Nieuwe Amerikaanse meldplicht cybersecurity incidenten

Persbureau Reuters schrijft dat de Amerikaanse overheid, in reactie de problemen bij SolarWinds, komt met een meldplicht voor cybersecurity incidenten. De meldplicht geldt voor elk bijna IT bedrijf dat aan de overheid levert. Daardoor zal de impact van deze Executive Order groot en zelfs grensoverschrijdend.

Washington reageert

Dat Washington moet reageren op de hacks van SolarWinds is voor iedereen duidelijk. Niet alleen de vermeende daders kunnen op een vorm van vergelding rekenen. SolarWinds is inmiddels al door de politiek onder de loep genomen. Rechtszaken zijn onvermijdelijk. Maar dat laatste is natuurlijk geen oplossing voor het onderliggende probleem. Een Executive Order moet dat probleem voor eens en altijd oplossen. Washington is voornemens elke “service provider” die aan de federale overheden leveren een meldplicht op te leggen. De meldplicht bestaat uit twee delen. Voor het eerst komt er de verplichting (!) jbi een geconstateerde “breach” de klanten onverwijld te informeren. Het tweede deel bestaat uit registratie en heeft meer voeten in de aarde.

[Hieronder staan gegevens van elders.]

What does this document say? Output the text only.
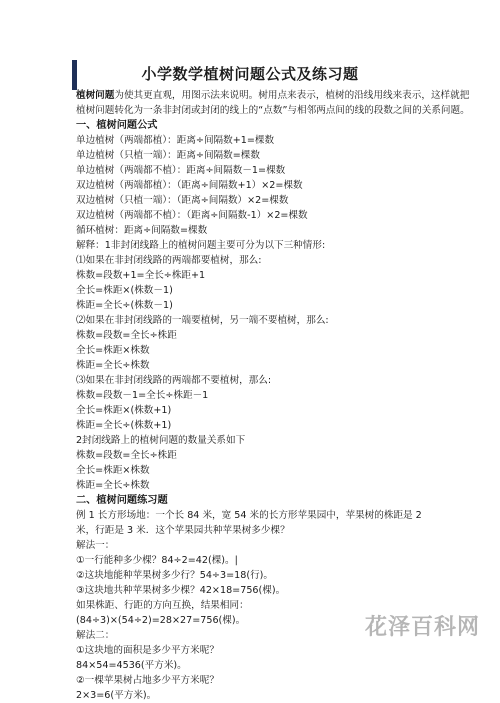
小学数学植树问题公式及练习题

植树问题为使其更直观，用图示法来说明。树用点来表示，植树的沿线用线来表示，这样就把植树问题转化为一条非封闭或封闭的线上的“点数”与相邻两点间的线的段数之间的关系问题。

一、植树问题公式

单边植树（两端都植）：距离÷间隔数+1=棵数

单边植树（只植一端）：距离÷间隔数=棵数

单边植树（两端都不植）：距离÷间隔数－1=棵数

双边植树（两端都植）：（距离÷间隔数+1）×2=棵数

双边植树（只植一端）：（距离÷间隔数）×2=棵数

双边植树（两端都不植）：（距离÷间隔数-1）×2=棵数

循环植树：距离÷间隔数=棵数

解释：1非封闭线路上的植树问题主要可分为以下三种情形:

⑴如果在非封闭线路的两端都要植树，那么:

株数=段数+1=全长÷株距+1

全长=株距×(株数－1)

株距=全长÷(株数－1)

⑵如果在非封闭线路的一端要植树，另一端不要植树，那么:

株数=段数=全长÷株距

全长=株距×株数

株距=全长÷株数

⑶如果在非封闭线路的两端都不要植树，那么:

株数=段数－1=全长÷株距－1

全长=株距×(株数+1)

株距=全长÷(株数+1)

2封闭线路上的植树问题的数量关系如下

株数=段数=全长÷株距

全长=株距×株数

株距=全长÷株数

二、植树问题练习题

例 1 长方形场地：一个长 84 米，宽 54 米的长方形苹果园中，苹果树的株距是 2

米，行距是 3 米．这个苹果园共种苹果树多少棵？

解法一：

①一行能种多少棵？84÷2=42(棵)。|

②这块地能种苹果树多少行？54÷3=18(行)。

③这块地共种苹果树多少棵？42×18=756(棵)。

如果株距、行距的方向互换，结果相同：

(84÷3)×(54÷2)=28×27=756(棵)。

解法二：

①这块地的面积是多少平方米呢？

84×54=4536(平方米)。

②一棵苹果树占地多少平方米呢？

2×3=6(平方米)。

花泽百科网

Logboeken moeten worden bijgehouden, zodat na een incident sneller en beter onderzoek kan plaatsvinden. Deze tweede bepaling zegt iets over wat men bij SolarWinds heeft aangetroffen, of beter gezegd juist niet heeft aangetroffen. De combinatie van een EO en de verplichting tot het bijhouden van logboeken moet een einde maken aan de huidige situatie waarin NDA’s het onderzoek naar de slachtoffers van de SolarWinds hacks belemmeren.

Service providers

De groep die volgens Reuters met deze EO te maken krijgt noemt men service providers. Dat is een behoorlijk breed begrip. Het lijkt te gaan om iedereen die software maakt. Bedrijven die software inzetten om klanten te faciliteren en leveranciers van “kant en klare” software. (Major software companies that sell to the government, like Microsoft and SalesForce, will be affected by the change, said people familiar with the plans. – Bron).

Grensoverschrijdend

Waar in de Amerikaanse pers nog niet over is geschreven is het grensoverschrijdende aspect van deze EO. Met het opheffen van de NDA’s wordt namelijk ook duidelijk met welke bedrijven de “service providers” samenwerken. Reken maar dat het voor de federale overheid niets uitmaakt of dat bedrijf in Amerika zit of in Europa. Bij controle zal bij elke toeleveranciers worden aangeklopt. De impact van de Amerikaanse meldplicht voor cybersecurity incidenten zal daarom ook in Europa en Nederland merkbaar zijn.